Issa Alhosry, 22, co-owner of the nearby Kwik Market Deli, told DailyMail.com that their Wi-Fi, phones and servers were down for hours that Sunday morning and well into the evening.

“We couldn’t make or receive calls, even on my cell phone,” Alhosry recalls.

However, Alhosry said he never heard an alarm go off at the GardaWorld facility that day.

The GardaWorld alarm went off for the third time on Easter Sunday at 3:51 p.m., but the incident was recorded as a false alarm by police who responded to the call, according to LAPD call logs.

The burglars probably entered the building through a roof hatch. The group then somehow blew up part of the south side of the building, where the vaults are located.

A woman who lives in the nearby Tahitian Mobile Home Park told DailyMail.com that she was in the shower when she heard a distinct loud “boom” around 8:30 PM that Sunday.

FBI and LAPD officials remained tight-lipped about the details of the investigation

FBI and LAPD officials remained tight-lipped about the details of the investigation

GardaWorld did not respond to requests for comment from DailyMail.com

GardaWorld did not respond to requests for comment from DailyMail.com

“I was taking a shower when I suddenly heard an explosion,” said the woman, who wished to remain anonymous. “It was so loud it reverberated. I got out of the shower and asked my husband, “What was that noise?”
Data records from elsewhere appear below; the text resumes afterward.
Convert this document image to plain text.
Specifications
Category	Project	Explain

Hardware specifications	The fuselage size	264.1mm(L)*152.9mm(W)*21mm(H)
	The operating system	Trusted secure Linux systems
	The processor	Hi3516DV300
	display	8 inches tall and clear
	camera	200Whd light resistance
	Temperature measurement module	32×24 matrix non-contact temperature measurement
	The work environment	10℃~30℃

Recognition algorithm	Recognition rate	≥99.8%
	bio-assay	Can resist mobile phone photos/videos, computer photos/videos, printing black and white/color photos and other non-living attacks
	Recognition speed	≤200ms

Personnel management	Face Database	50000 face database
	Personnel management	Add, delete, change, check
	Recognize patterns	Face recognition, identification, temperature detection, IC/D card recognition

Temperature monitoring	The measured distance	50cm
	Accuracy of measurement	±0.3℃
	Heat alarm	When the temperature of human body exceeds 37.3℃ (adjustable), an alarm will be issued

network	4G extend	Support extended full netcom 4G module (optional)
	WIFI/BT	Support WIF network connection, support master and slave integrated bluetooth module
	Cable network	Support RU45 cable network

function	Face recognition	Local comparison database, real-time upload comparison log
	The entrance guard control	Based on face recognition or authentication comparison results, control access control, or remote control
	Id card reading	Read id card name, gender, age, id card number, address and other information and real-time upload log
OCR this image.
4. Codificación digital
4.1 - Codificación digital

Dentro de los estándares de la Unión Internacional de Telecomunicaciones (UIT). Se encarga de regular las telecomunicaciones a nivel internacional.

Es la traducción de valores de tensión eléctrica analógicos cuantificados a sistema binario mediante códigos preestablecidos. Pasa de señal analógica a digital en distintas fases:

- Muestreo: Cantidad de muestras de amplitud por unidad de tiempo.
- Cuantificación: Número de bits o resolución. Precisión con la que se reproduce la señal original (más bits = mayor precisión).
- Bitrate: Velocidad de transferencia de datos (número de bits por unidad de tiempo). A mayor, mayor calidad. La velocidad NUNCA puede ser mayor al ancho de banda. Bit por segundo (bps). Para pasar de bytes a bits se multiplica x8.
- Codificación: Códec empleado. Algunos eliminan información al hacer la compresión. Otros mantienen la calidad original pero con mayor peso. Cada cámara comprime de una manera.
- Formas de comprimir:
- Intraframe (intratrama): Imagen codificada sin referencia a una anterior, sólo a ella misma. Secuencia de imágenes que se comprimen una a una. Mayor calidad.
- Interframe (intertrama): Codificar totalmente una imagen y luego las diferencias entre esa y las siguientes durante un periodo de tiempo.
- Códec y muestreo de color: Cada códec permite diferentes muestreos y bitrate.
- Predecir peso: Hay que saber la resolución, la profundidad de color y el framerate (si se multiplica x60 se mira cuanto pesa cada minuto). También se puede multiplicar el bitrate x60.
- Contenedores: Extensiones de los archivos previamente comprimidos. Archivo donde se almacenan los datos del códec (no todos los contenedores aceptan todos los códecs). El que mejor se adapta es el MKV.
The couple ignored the loud bang because “random explosions” are common in the block, which is largely an industrial area next to a train track.

“Things are just blowing up here and then you also have the train coming through and shaking our houses,” she said.
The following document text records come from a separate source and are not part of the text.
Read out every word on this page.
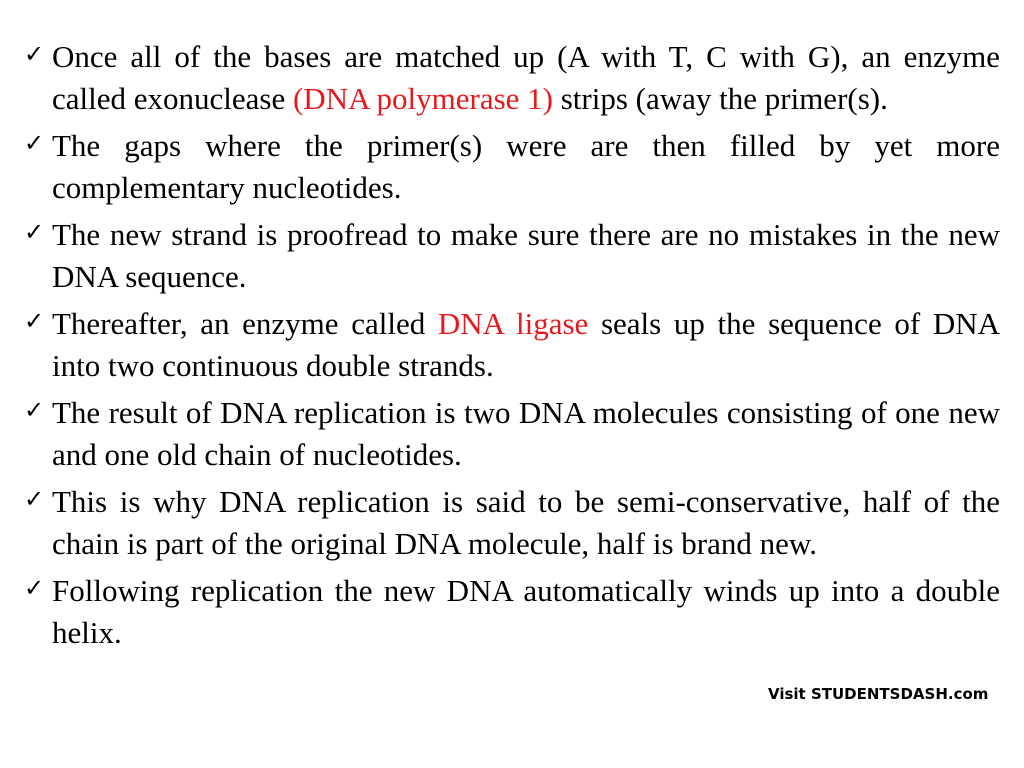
✓ Once all of the bases are matched up (A with T, C with G), an enzyme called exonuclease (DNA polymerase 1) strips (away the primer(s).
✓ The gaps where the primer(s) were are then filled by yet more complementary nucleotides.
✓ The new strand is proofread to make sure there are no mistakes in the new DNA sequence.
✓ Thereafter, an enzyme called DNA ligase seals up the sequence of DNA into two continuous double strands.
✓ The result of DNA replication is two DNA molecules consisting of one new and one old chain of nucleotides.
✓ This is why DNA replication is said to be semi-conservative, half of the chain is part of the original DNA molecule, half is brand new.
✓ Following replication the new DNA automatically winds up into a double helix.
Visit STUDENTSDASH.com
Residents of the mobile home park, who live directly across from the south side of the GardaWorld building, said they heard no alarms from the facility, but many of them were not home since it was Easter Sunday.

Stephenson said the group of burglars most likely specifically targeted the GardaWorld facility during a weekend holiday, when most businesses would be employing fewer people and surrounding businesses would also be closed.

FBI officials told DailyMail.com on Friday that their investigation is ongoing but declined to comment further.

Stephenson said it would be difficult to “sit” on $30 million, which could cause a rift with this group of expert burglars.

“Time is against them, and time will get them eventually,” Stephenson said.

“You can only maintain the discipline of having that much cash as an issue like a jealous wife or a jealous boyfriend saying, ‘Hey, this guy was part of that.’

‘Their downfall will be a combination of police surveillance or informants with an ax to grind. The longer it goes on, the more recognizable they also become as they become more comfortable and start spending large sums of that money. It’s human nature.’